Large language models are very powerful but are often seen as 'black boxes' because it's hard to understand how they process information internally. This lack of understanding makes it difficult to interpret their decisions or guide their behavior in a transparent way.
What's the solution?
The researchers developed a method that uses sparse autoencoders and cosine similarity to create detailed maps of how features evolve across the layers of a language model. These maps, called flow graphs, show whether features persist, transform, or disappear at each stage. By analyzing these graphs, they were able to amplify or suppress certain features to steer the model's output in specific directions, like focusing on certain themes during text generation.
Why it matters?
This research is important because it helps make AI models more understandable and controllable. By revealing how information flows through the model and allowing targeted adjustments, this method could lead to more transparent and reliable AI systems, which is crucial for building trust and ensuring ethical use.
Abstract
We introduce a new approach to systematically map features discovered by sparse autoencoder across consecutive layers of large language models, extending earlier work that examined inter-layer feature links.
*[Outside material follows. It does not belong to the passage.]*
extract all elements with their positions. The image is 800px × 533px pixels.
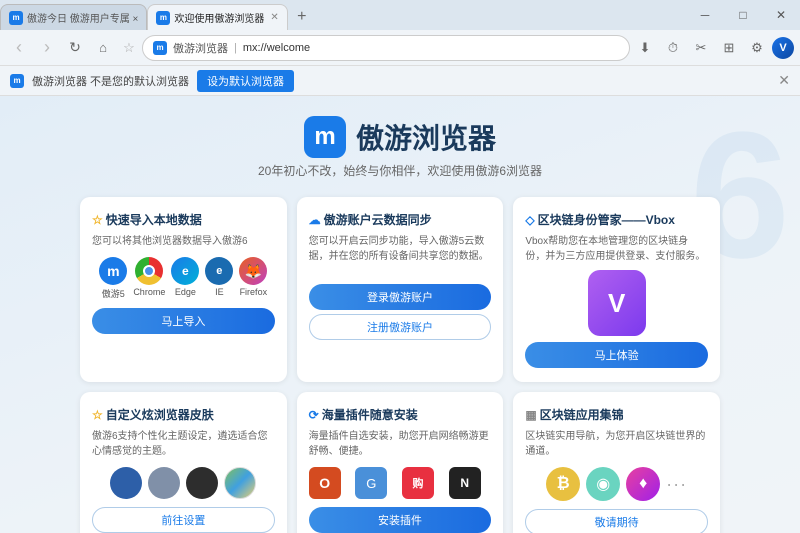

By using a data-free cosine similarity technique, we trace how specific features persist, transform, or first appear at each stage. This method yields granular flow graphs of feature evolution, enabling fine-grained interpretability and mechanistic insights into model computations. Crucially, we demonstrate how these cross-layer feature maps facilitate direct steering of model behavior by amplifying or suppressing chosen features, achieving targeted thematic control in text generation. Together, our findings highlight the utility of a causal, cross-layer interpretability framework that not only clarifies how features develop through forward passes but also provides new means for transparent manipulation of large language models.